Dylann Roof killed 9 in a Charleston, South Carolina church in 2015. Roof was raised in an unstable family in which his father verbally and physically abused his stepmother.

Chris Harper-Mercer killed 10 and wounded 9 in Roseburg, Oregon in 2015. His parents separated when he was less than 1 year old.

Stephen Paddock killed 58 and injured 851 in Las Vegas, Nevada in 2017. His father Benjamin was a career criminal who was imprisoned from the time of Stephen Paddock’s birth to age 3 and from age 8-13.

Nikolas Cruz killed 17 students and staff and wounded 17 more at Marjorie Stoneman Douglas High School in Parkland, Florida in 2018. He was born to a drug addicted mother and was adopted at birth by an older couple. When he was five, he witnessed his father’s heart attack and death, and then a year before his rampage, his adopted mother died.

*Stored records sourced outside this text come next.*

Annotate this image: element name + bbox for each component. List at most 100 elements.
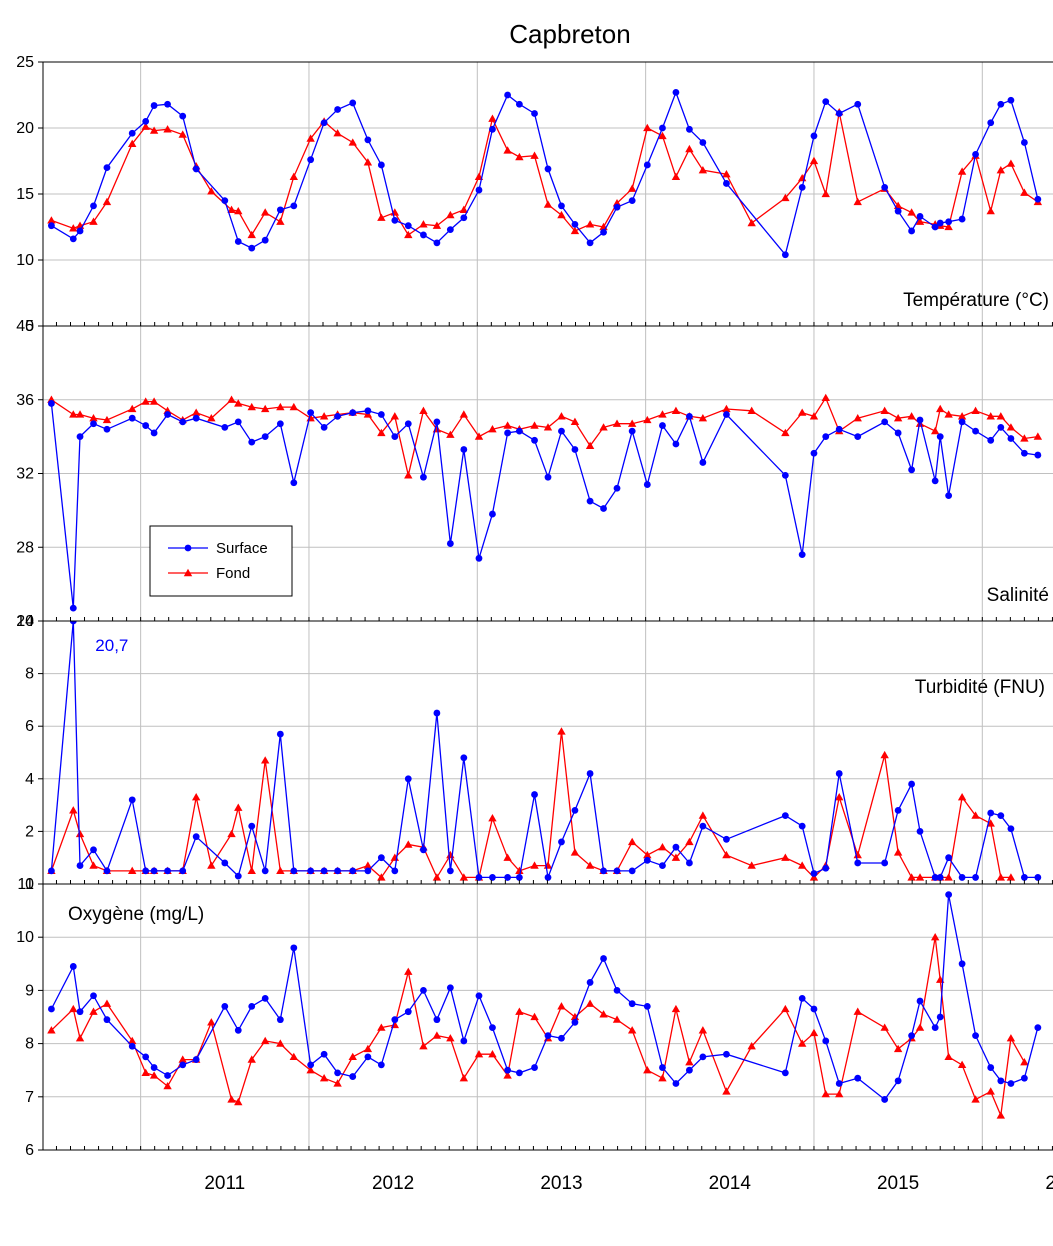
oxygen-fond-point (474, 1050, 484, 1058)
turbidity-surface-point (659, 862, 666, 869)
turbidity-surface-point (894, 806, 902, 814)
temperature-surface-point (234, 238, 242, 245)
x-tick-label-2011: 2011 (204, 1173, 245, 1194)
salinity-surface-point (515, 427, 523, 435)
oxygen-surface-point (558, 1034, 565, 1042)
salinity-fond-point (404, 471, 413, 479)
temperature-surface-point (349, 99, 357, 107)
temperature-surface-point (822, 98, 830, 105)
legend-label-fond: Fond (216, 565, 250, 582)
salinity-surface-point (103, 425, 111, 433)
turbidity-fond-point (1006, 873, 1016, 881)
temperature-ytick-label: 25 (16, 54, 34, 71)
turbidity-surface-point (103, 867, 111, 875)
salinity-fond-point (658, 410, 667, 418)
oxygen-fond-point (944, 1052, 953, 1061)
temperature-surface-point (571, 220, 579, 228)
temperature-surface-point (958, 215, 966, 223)
salinity-fond-point (996, 412, 1006, 420)
temperature-surface-point (558, 202, 565, 210)
oxygen-surface-point (276, 1016, 284, 1024)
temperature-surface-point (446, 226, 454, 234)
temperature-fond-point (178, 130, 187, 138)
salinity-surface-point (544, 473, 552, 481)
oxygen-surface-point (221, 1002, 229, 1010)
oxygen-surface-point (659, 1064, 666, 1071)
turbidity-surface-point (643, 856, 651, 864)
turbidity-surface-point (723, 835, 730, 843)
oxygen-panel-label: Oxygène (mg/L) (68, 904, 204, 925)
temperature-surface-point (290, 202, 298, 210)
temperature-fond-point (306, 134, 315, 142)
temperature-surface-point (544, 165, 552, 173)
oxygen-ytick-label: 10 (16, 929, 34, 946)
salinity-surface-point (1007, 435, 1015, 442)
temperature-fond-point (643, 123, 652, 132)
turbidity-surface-point (997, 812, 1005, 820)
turbidity-fond-point (377, 873, 386, 881)
turbidity-surface-point (916, 828, 924, 835)
temperature-fond-point (809, 156, 819, 165)
oxygen-surface-point (699, 1053, 707, 1061)
salinity-fond-point (907, 412, 916, 420)
salinity-surface-point (659, 422, 666, 429)
oxygen-fond-point (89, 1007, 98, 1015)
temperature-surface-point (586, 239, 594, 247)
turbidity-surface-point (234, 872, 242, 880)
oxygen-surface-point (571, 1018, 579, 1026)
turbidity-fond-point (971, 811, 980, 819)
oxygen-fond-point (102, 999, 112, 1007)
turbidity-surface-point (822, 864, 830, 872)
turbidity-surface-point (781, 812, 789, 820)
turbidity-fond-point (781, 853, 790, 861)
temperature-surface-point (945, 218, 953, 226)
turbidity-surface-point (945, 854, 953, 862)
turbidity-surface-point (164, 867, 171, 875)
salinity-fond-point (781, 428, 790, 437)
salinity-surface-point (997, 424, 1005, 431)
turbidity-fond-point (747, 861, 756, 869)
turbidity-surface-point (420, 846, 427, 854)
oxygen-fond-point (996, 1111, 1006, 1119)
oxygen-surface-point (192, 1056, 200, 1063)
turbidity-fond-point (797, 861, 807, 869)
salinity-surface-point (276, 420, 284, 428)
salinity-fond-point (747, 406, 756, 414)
temperature-fond-point (671, 172, 681, 180)
oxygen-fond-point (530, 1012, 539, 1021)
oxygen-fond-point (419, 1042, 428, 1050)
temperature-fond-point (69, 224, 78, 232)
turbidity-fond-point (658, 842, 667, 851)
salinity-surface-point (1020, 449, 1028, 457)
temperature-surface-point (931, 223, 939, 231)
oxygen-surface-point (420, 987, 427, 994)
oxygen-fond-point (503, 1071, 512, 1079)
oxygen-surface-point (261, 994, 269, 1002)
oxygen-fond-point (348, 1052, 357, 1061)
temperature-fond-point (685, 144, 694, 153)
temperature-fond-point (627, 184, 637, 192)
salinity-surface-point (234, 418, 242, 426)
salinity-fond-point (149, 397, 159, 405)
oxygen-surface-point (76, 1008, 84, 1016)
oxygen-ytick-label: 7 (25, 1089, 34, 1106)
oxygen-fond-point (207, 1018, 216, 1026)
salinity-fond-point (191, 408, 201, 416)
temperature-fond-point (530, 151, 539, 159)
oxygen-fond-point (47, 1026, 56, 1034)
oxygen-surface-point (433, 1016, 441, 1024)
oxygen-surface-point (475, 992, 483, 1000)
turbidity-surface-point (90, 846, 97, 854)
salinity-fond-point (503, 421, 512, 429)
salinity-surface-point (672, 440, 680, 448)
temperature-surface-point (307, 156, 315, 164)
turbidity-fond-point (363, 861, 373, 869)
salinity-surface-point (261, 433, 269, 441)
temperature-fond-point (247, 230, 256, 239)
turbidity-ytick-label: 8 (25, 666, 34, 683)
salinity-fond-point (1033, 432, 1043, 440)
turbidity-surface-point (798, 822, 806, 830)
turbidity-fond-point (227, 829, 236, 838)
temperature-surface-point (810, 132, 818, 140)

Twenty-three years ago, an article in the Washington Post offered a painful image of the future:

Psychologists have warned for years that young people like McVeigh born in the late 1960s, whose families fractured in record numbers, whose economic frustrations far exceed those of their parents, are unusually alienated and vulnerable to fringe movements. In this view, the social and economic upheavals of the last 20 years have planted a virus in American society with still unrealized capacity for damage.

Back to God and traditional morality, or forward into a more chaotic future?